Left ventricular systolic function deterioration during dobutamine stress echocardiography as an early manifestation of diabetic cardiomyopathy and reversal by optimized therapeutic approach.

Diabetes mellitus has been associated with changes in the structure and function of the myocardium manifesting in the early stages of the disease as subtle systolic and diastolic dysfunction; the role of dobutamine stress echocardiography (DSE) in this setting remains unclear. We sought to evaluate the prevalence of dobutamine-induced systolic dysfunction amongst diabetic patients with normal at rest left ventricular ejection fraction and no coronary artery disease and to investigate whether an optimized therapeutic approach can reverse these abnormalities. 1,363 patients with DM referred to our echocardiography laboratory for DSE between January 2008 and June 2010 were prospectively investigated.
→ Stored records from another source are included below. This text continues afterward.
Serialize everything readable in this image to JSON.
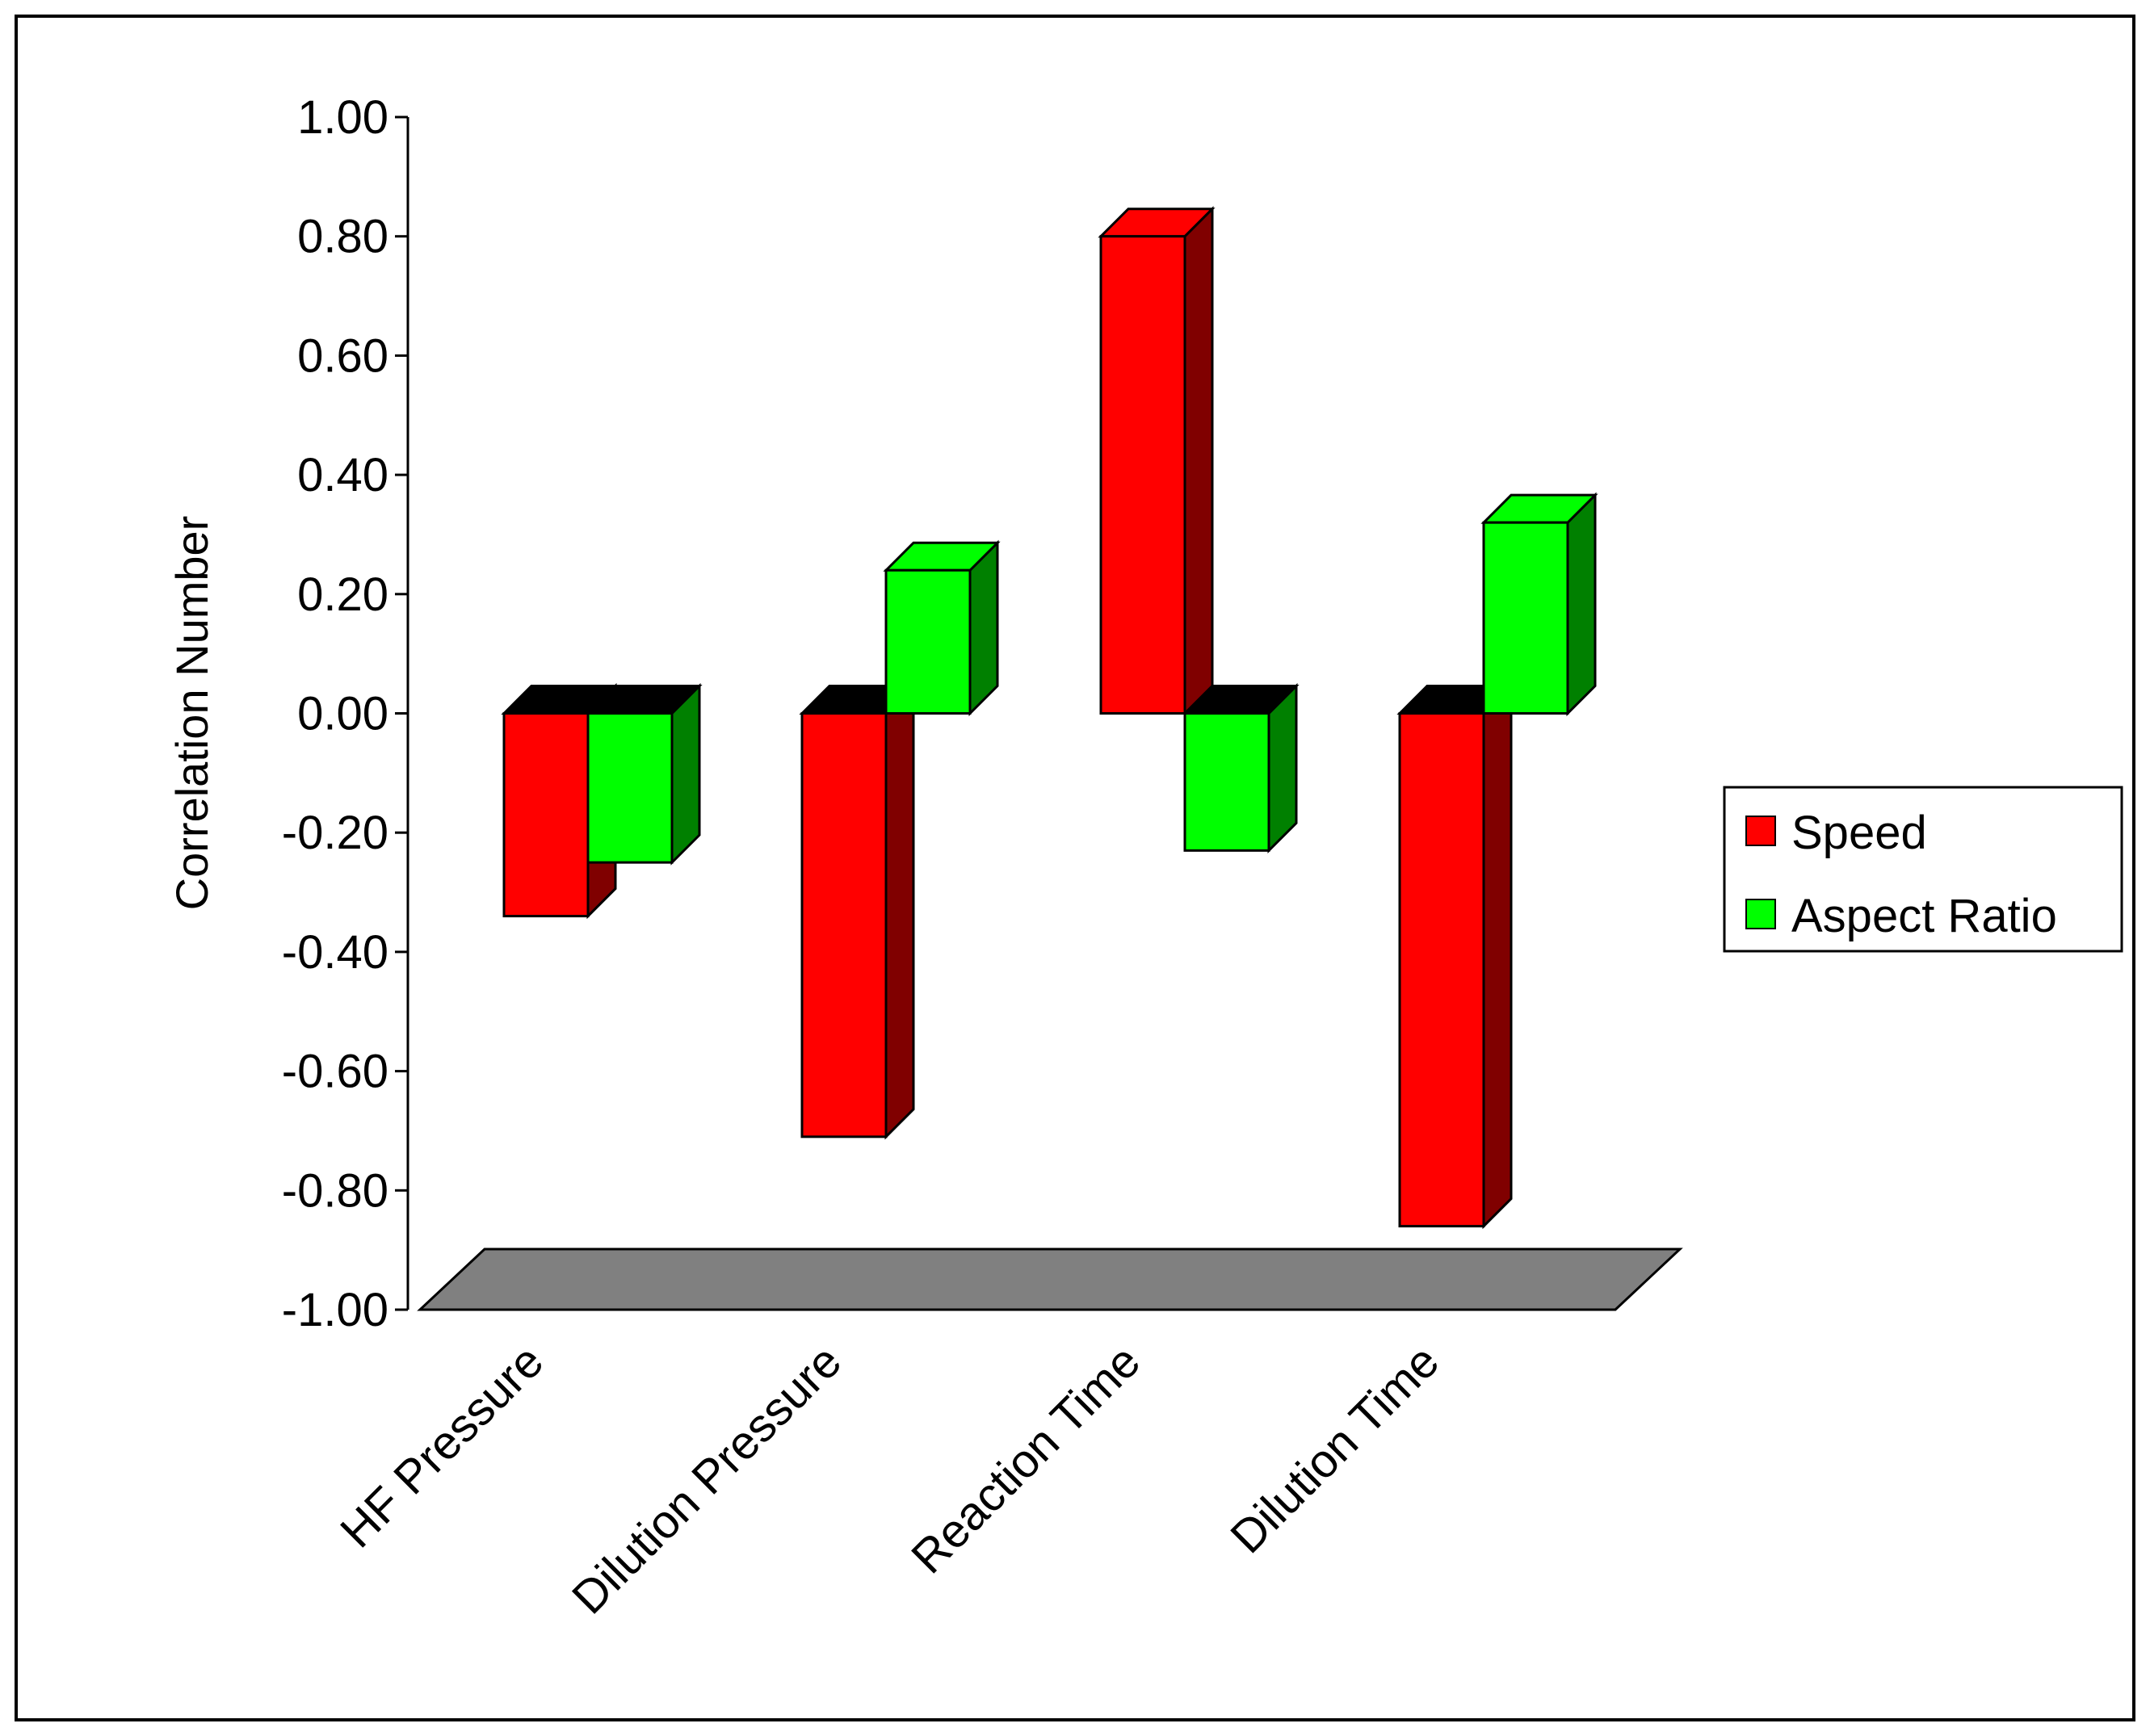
{
  "chart_data": {
    "type": "bar",
    "style": "3d-clustered",
    "title": "",
    "xlabel": "",
    "ylabel": "Correlation Number",
    "ylim": [
      -1.0,
      1.0
    ],
    "yticks": [
      1.0,
      0.8,
      0.6,
      0.4,
      0.2,
      0.0,
      -0.2,
      -0.4,
      -0.6,
      -0.8,
      -1.0
    ],
    "ytick_labels": [
      "1.00",
      "0.80",
      "0.60",
      "0.40",
      "0.20",
      "0.00",
      "-0.20",
      "-0.40",
      "-0.60",
      "-0.80",
      "-1.00"
    ],
    "categories": [
      "HF Pressure",
      "Dilution Pressure",
      "Reaction Time",
      "Dilution Time"
    ],
    "series": [
      {
        "name": "Speed",
        "values": [
          -0.34,
          -0.71,
          0.8,
          -0.86
        ],
        "color": "#ff0000",
        "side_color": "#800000"
      },
      {
        "name": "Aspect Ratio",
        "values": [
          -0.25,
          0.24,
          -0.23,
          0.32
        ],
        "color": "#00ff00",
        "side_color": "#008000"
      }
    ],
    "legend_position": "right",
    "floor_color": "#808080",
    "negative_top_color": "#000000"
  }
}
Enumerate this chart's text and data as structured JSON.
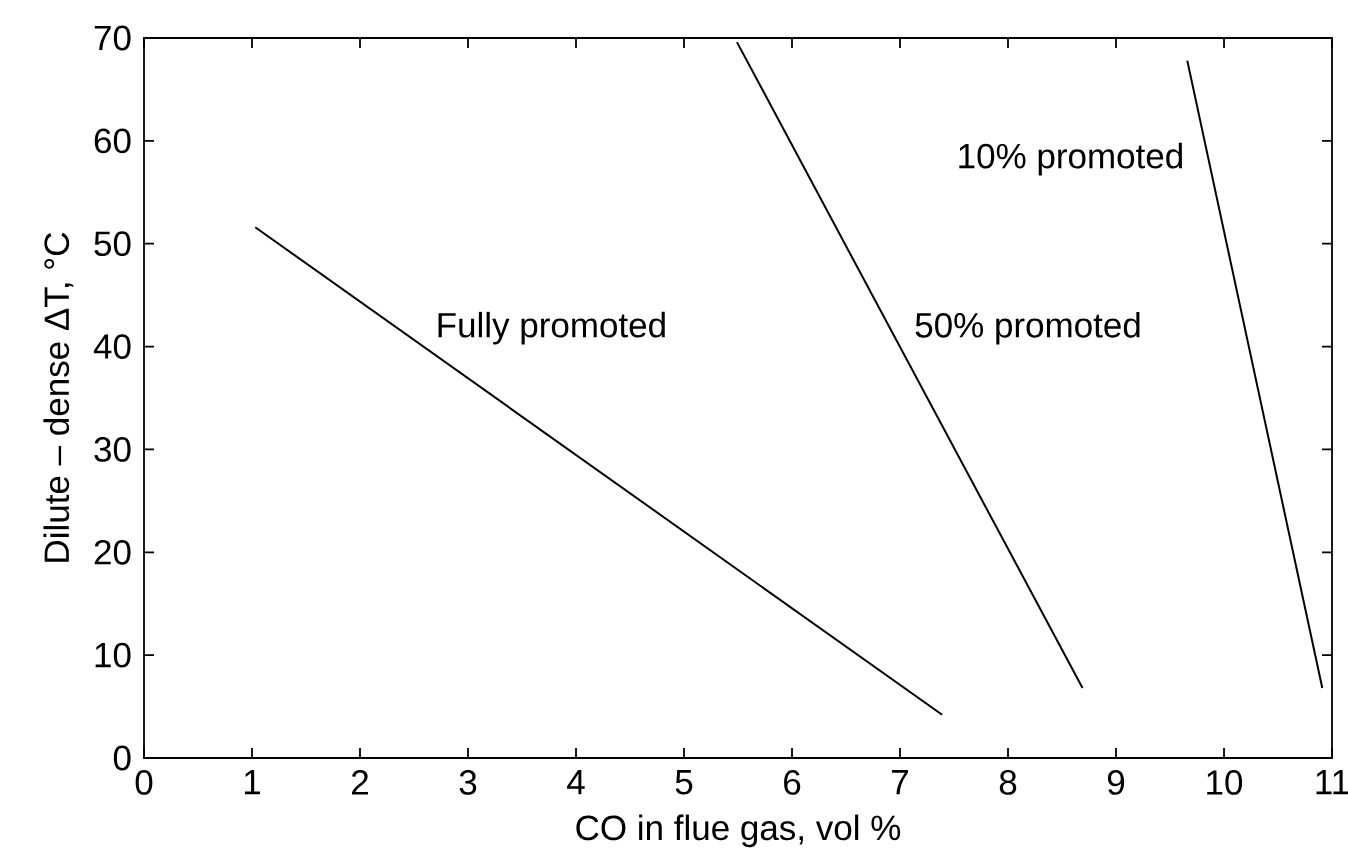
{
  "chart_data": {
    "type": "line",
    "xlabel": "CO in flue gas, vol %",
    "ylabel": "Dilute – dense ΔT, °C",
    "xlim": [
      0,
      11
    ],
    "ylim": [
      0,
      70
    ],
    "xticks": [
      0,
      1,
      2,
      3,
      4,
      5,
      6,
      7,
      8,
      9,
      10,
      11
    ],
    "yticks": [
      0,
      10,
      20,
      30,
      40,
      50,
      60,
      70
    ],
    "series": [
      {
        "name": "Fully promoted",
        "color": "#000000",
        "x": [
          1.03,
          7.39
        ],
        "values": [
          51.6,
          4.2
        ]
      },
      {
        "name": "50% promoted",
        "color": "#000000",
        "x": [
          5.49,
          8.69
        ],
        "values": [
          69.6,
          6.8
        ]
      },
      {
        "name": "10% promoted",
        "color": "#000000",
        "x": [
          9.66,
          10.91
        ],
        "values": [
          67.8,
          6.8
        ]
      }
    ]
  }
}
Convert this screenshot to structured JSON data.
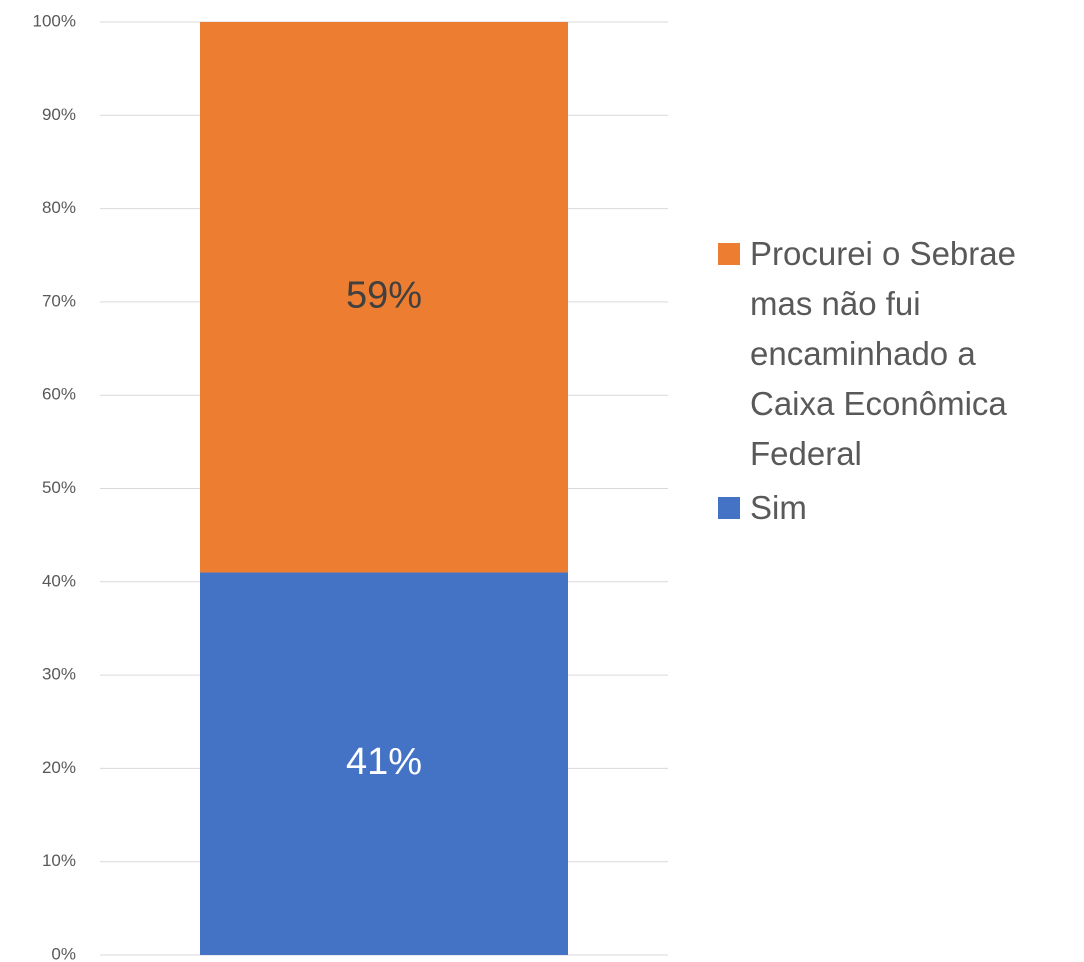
{
  "chart_data": {
    "type": "stacked_bar",
    "categories": [
      null
    ],
    "series": [
      {
        "name": "Sim",
        "color": "#4472c4",
        "values": [
          41
        ],
        "value_labels": [
          "41%"
        ]
      },
      {
        "name": "Procurei o Sebrae mas não fui encaminhado a Caixa Econômica Federal",
        "color": "#ed7d31",
        "values": [
          59
        ],
        "value_labels": [
          "59%"
        ]
      }
    ],
    "ylim": [
      0,
      100
    ],
    "yticks": [
      {
        "value": 0,
        "label": "0%"
      },
      {
        "value": 10,
        "label": "10%"
      },
      {
        "value": 20,
        "label": "20%"
      },
      {
        "value": 30,
        "label": "30%"
      },
      {
        "value": 40,
        "label": "40%"
      },
      {
        "value": 50,
        "label": "50%"
      },
      {
        "value": 60,
        "label": "60%"
      },
      {
        "value": 70,
        "label": "70%"
      },
      {
        "value": 80,
        "label": "80%"
      },
      {
        "value": 90,
        "label": "90%"
      },
      {
        "value": 100,
        "label": "100%"
      }
    ],
    "grid": true,
    "legend": "right"
  }
}
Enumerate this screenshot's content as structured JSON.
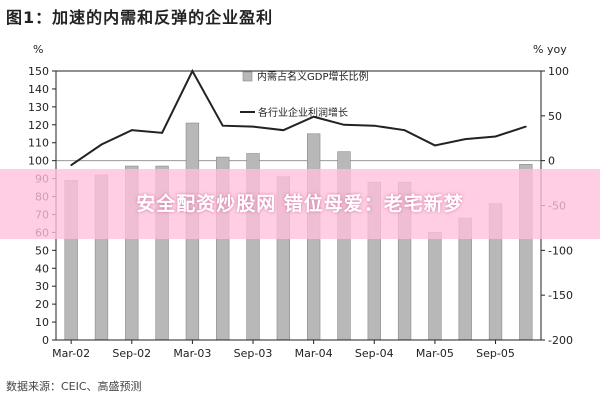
{
  "page": {
    "title": "图1：加速的内需和反弹的企业盈利",
    "source": "数据来源：CEIC、高盛预测",
    "banner": "安全配资炒股网 错位母爱：老宅新梦"
  },
  "chart_data": {
    "type": "bar",
    "left_axis": {
      "unit": "%",
      "min": 0,
      "max": 150,
      "ticks": [
        0,
        10,
        20,
        30,
        40,
        50,
        60,
        70,
        80,
        90,
        100,
        110,
        120,
        130,
        140,
        150
      ]
    },
    "right_axis": {
      "unit": "% yoy",
      "min": -200,
      "max": 100,
      "ticks": [
        -200,
        -150,
        -100,
        -50,
        0,
        50,
        100
      ]
    },
    "x_ticks": [
      "Mar-02",
      "Sep-02",
      "Mar-03",
      "Sep-03",
      "Mar-04",
      "Sep-04",
      "Mar-05",
      "Sep-05"
    ],
    "series": [
      {
        "name": "内需占名义GDP增长比例",
        "kind": "bar",
        "axis": "left",
        "color": "#b8b8b8",
        "values": [
          89,
          92,
          97,
          97,
          121,
          102,
          104,
          91,
          115,
          105,
          88,
          88,
          60,
          68,
          76,
          98
        ]
      },
      {
        "name": "各行业企业利润增长",
        "kind": "line",
        "axis": "right",
        "color": "#222222",
        "values": [
          -5,
          18,
          34,
          31,
          100,
          39,
          38,
          34,
          49,
          40,
          39,
          34,
          17,
          24,
          27,
          38
        ]
      }
    ],
    "grid": false,
    "legend_position": "top-center"
  }
}
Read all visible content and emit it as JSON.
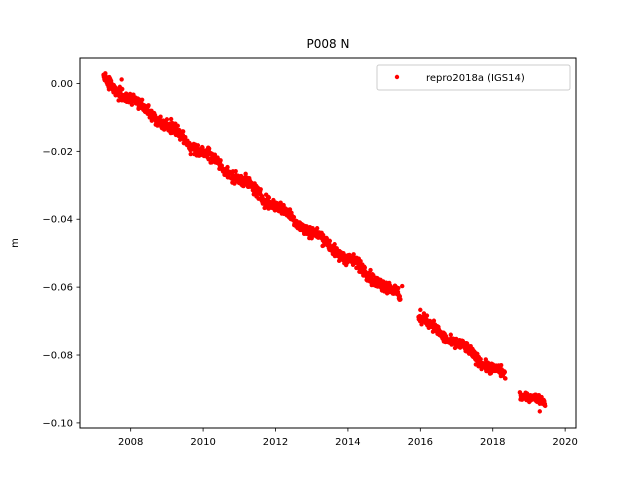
{
  "chart_data": {
    "type": "scatter",
    "title": "P008 N",
    "xlabel": "",
    "ylabel": "m",
    "xlim": [
      2006.6,
      2020.3
    ],
    "ylim": [
      -0.1015,
      0.0075
    ],
    "xticks": [
      2008,
      2010,
      2012,
      2014,
      2016,
      2018,
      2020
    ],
    "yticks": [
      0.0,
      -0.02,
      -0.04,
      -0.06,
      -0.08,
      -0.1
    ],
    "ytick_labels": [
      "0.00",
      "−0.02",
      "−0.04",
      "−0.06",
      "−0.08",
      "−0.10"
    ],
    "grid": false,
    "legend_position": "top-right",
    "series": [
      {
        "name": "repro2018a (IGS14)",
        "color": "#ff0000",
        "marker": "circle",
        "segments": [
          {
            "x_start": 2007.25,
            "x_end": 2015.45,
            "y_start": 0.0012,
            "y_end": -0.063,
            "scatter": 0.0018
          },
          {
            "x_start": 2015.95,
            "x_end": 2018.35,
            "y_start": -0.069,
            "y_end": -0.0865,
            "scatter": 0.0016
          },
          {
            "x_start": 2018.75,
            "x_end": 2019.45,
            "y_start": -0.0912,
            "y_end": -0.0945,
            "scatter": 0.0012
          }
        ],
        "outliers": [
          {
            "x": 2007.3,
            "y": 0.003
          },
          {
            "x": 2007.75,
            "y": 0.0012
          },
          {
            "x": 2015.5,
            "y": -0.0597
          },
          {
            "x": 2016.0,
            "y": -0.0667
          },
          {
            "x": 2019.3,
            "y": -0.0966
          }
        ]
      }
    ]
  }
}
Patients with normal left ventricular ejection fraction (LVEF) at rest and significant deterioration during peak dobutamine infusion (defined as a ≥10% decrease) in the absence of coronary artery disease or vasospasm were enrolled. They received on top of their usual treatment 5 mg perindopril and had their glycemic control intensified. At 60 days, all of them were controlled for clinical status and underwent a control DSE. 18 patients were included, there were 9 males and 9 females, mean age was 66.1 ± 10.2 years. All the patients had type II DM with a mean duration of 12.7 ± 6.6 years. They all had normal at rest echocardiographic findings with no wall motion abnormalities; mean LVEF was 62 ± 6%. At peak dobutamine, LVEF significantly deteriorated in all the patients with a mean 15 ± 5% decrease compared to baseline. After therapeutic optimization, Glycated haemoglobin improved from 8.53 ± 2.05% to 6.8 ± 0.6% (δ HbA1C = 1.73%, P = 0.001), mean LVEF at peak dobutamine infusion evolved from 47.17 ± 4.2% pre-optimization to 58 ± 4.8% at control (10.83% improvement; P < 0.001). In patients with DM and normal at rest LVEF, Dobutamine infusion during DSE can induce a significant deterioration in LVEF in the absence of coronary artery disease or vasospasm. This specific condition could be largely reversed through an optimized therapy based on a tighter metabolic control and a more stringent renin-angiotensin-aldosterone system inhibition.